If CXL SSDs gain acceptance as persistent memories, the storage administrator's job will develop the same way as it would have if Intel's Optane had become mainstream. Software and silicon suppliers expect automatic data management software to hide any issues from the storage administrator, but there will be considerations for data security, since sensitive data may reside in both the CXL SSD and in a conventional SSD that is mapped to a slower tier of the memory-storage hierarchy.
Other CXL SSD developments
Samsung is not the only company that plans to support SSDs on the CXL interface. Kioxia openly discusses a proof-of-concept CXL-based SSD that it has designed around the company's proprietary XL-Flash chip. XL-Flash is NAND flash with a focus on speed, presumably in response to the introduction of 3D XPoint memory, which some companies initially viewed as a threat to standard NAND flash SSDs. Kioxia's CXL SSD design focuses on the speed of 64-byte transactions, particularly 64-byte random writes.

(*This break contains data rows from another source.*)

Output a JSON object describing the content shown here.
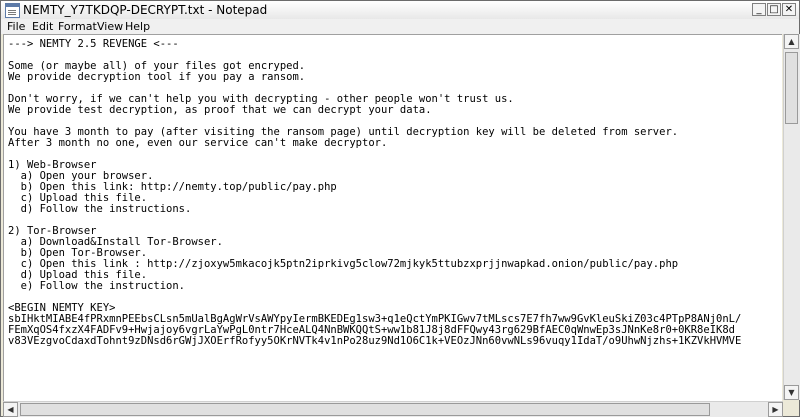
{
  "window": {
    "title": "NEMTY_Y7TKDQP-DECRYPT.txt - Notepad",
    "minimize_glyph": "_",
    "maximize_glyph": "□",
    "close_glyph": "✕"
  },
  "menu": {
    "items": [
      "File",
      "Edit",
      "Format",
      "View",
      "Help"
    ]
  },
  "document": {
    "lines": [
      "---> NEMTY 2.5 REVENGE <---",
      "",
      "Some (or maybe all) of your files got encryped.",
      "We provide decryption tool if you pay a ransom.",
      "",
      "Don't worry, if we can't help you with decrypting - other people won't trust us.",
      "We provide test decryption, as proof that we can decrypt your data.",
      "",
      "You have 3 month to pay (after visiting the ransom page) until decryption key will be deleted from server.",
      "After 3 month no one, even our service can't make decryptor.",
      "",
      "1) Web-Browser",
      "  a) Open your browser.",
      "  b) Open this link: http://nemty.top/public/pay.php",
      "  c) Upload this file.",
      "  d) Follow the instructions.",
      "",
      "2) Tor-Browser",
      "  a) Download&Install Tor-Browser.",
      "  b) Open Tor-Browser.",
      "  c) Open this link : http://zjoxyw5mkacojk5ptn2iprkivg5clow72mjkyk5ttubzxprjjnwapkad.onion/public/pay.php",
      "  d) Upload this file.",
      "  e) Follow the instruction.",
      "",
      "<BEGIN NEMTY KEY>",
      "sbIHktMIABE4fPRxmnPEEbsCLsn5mUalBgAgWrVsAWYpyIermBKEDEg1sw3+q1eQctYmPKIGwv7tMLscs7E7fh7ww9GvKleuSkiZ03c4PTpP8ANj0nL/",
      "FEmXqOS4fxzX4FADFv9+Hwjajoy6vgrLaYwPgL0ntr7HceALQ4NnBWKQQtS+ww1b81J8j8dFFQwy43rg629BfAEC0qWnwEp3sJNnKe8r0+0KR8eIK8d",
      "v83VEzgvoCdaxdTohnt9zDNsd6rGWjJXOErfRofyy5OKrNVTk4v1nPo28uz9Nd1O6C1k+VEOzJNn60vwNLs96vuqy1IdaT/o9UhwNjzhs+1KZVkHVMVE"
    ]
  }
}
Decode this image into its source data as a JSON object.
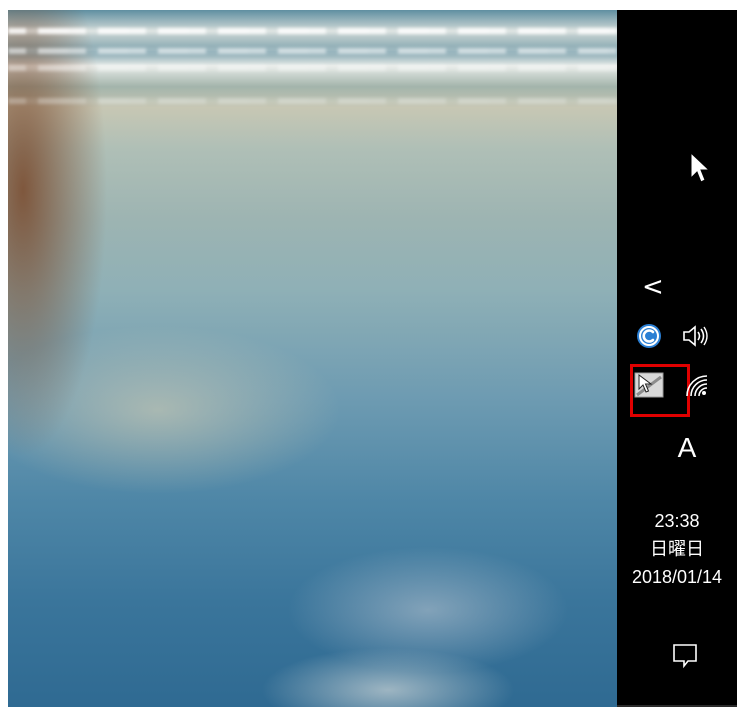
{
  "taskbar": {
    "show_hidden_icons": "<",
    "ime_indicator": "A",
    "clock": {
      "time": "23:38",
      "weekday": "日曜日",
      "date": "2018/01/14"
    }
  },
  "icons": {
    "cursor": "mouse-pointer-icon",
    "app": "c-app-icon",
    "volume": "speaker-icon",
    "tablet": "pen-tablet-icon",
    "network": "wifi-icon",
    "notifications": "action-center-icon"
  },
  "colors": {
    "taskbar": "#000000",
    "highlight": "#e00000",
    "app_icon": "#2a7fd4"
  }
}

The company explained that it expects for its design to perform almost as fast as DRAM and faster than Optane. It supports memory sizes two orders of magnitude larger than near-memory DRAM and 10 times larger than near-memory Optane persistent memory DIMMs. The Kioxia design uses a large pre-fetch buffer but differs from the Samsung design by adding hardware compression to help improve speed. With the data smaller, the SSD requires less bandwidth and can speed up writes. The company's target is to have its CXL SSD emulator available this quarter.
In addition, the Computer Architecture and Memory Systems Laboratory (CAMEL) at the Korea Advanced Institute of Science and Technology, in collaboration with RISC-V and OpenExpress, has been performing simulations of a CXL SSD to better understand the performance benefits it might provide. It programmed an emulator to simulate the operation of a 32 GB SSD based on Samsung's super-fast Z-NAND chip -- somewhat similar to the Kioxia XL-Flash -- and compared its operation to that of a system with large DRAM.
Performance was highly dependent on the locality of the data in the SSD; this is only natural, since high locality implies that the bulk of SSD accesses would hit the SSD's DRAM cache, rather than its NAND flash. For high locality, the CXL SSD provided data at only 2.4 times the latency of the CPU's local DRAM. However, at the low-locality end of the spectrum, the CXL SSD's latency was 84 times that of DRAM. Clearly, a CXL SSD brings more performance to an application whose large data set is highly localized.
CAMEL also found that an NVMe SSD had 129 times the latency of a CXL SSD in high-locality applications. However, its latency was only about 50% higher than that of the CXL SSD's in low-locality applications.
This locality sensitivity mirrors Samsung's findings, whose CXL SSD operated at about 20 million IOPS during cache hits, with sub-microsecond latency, on 128-byte random reads.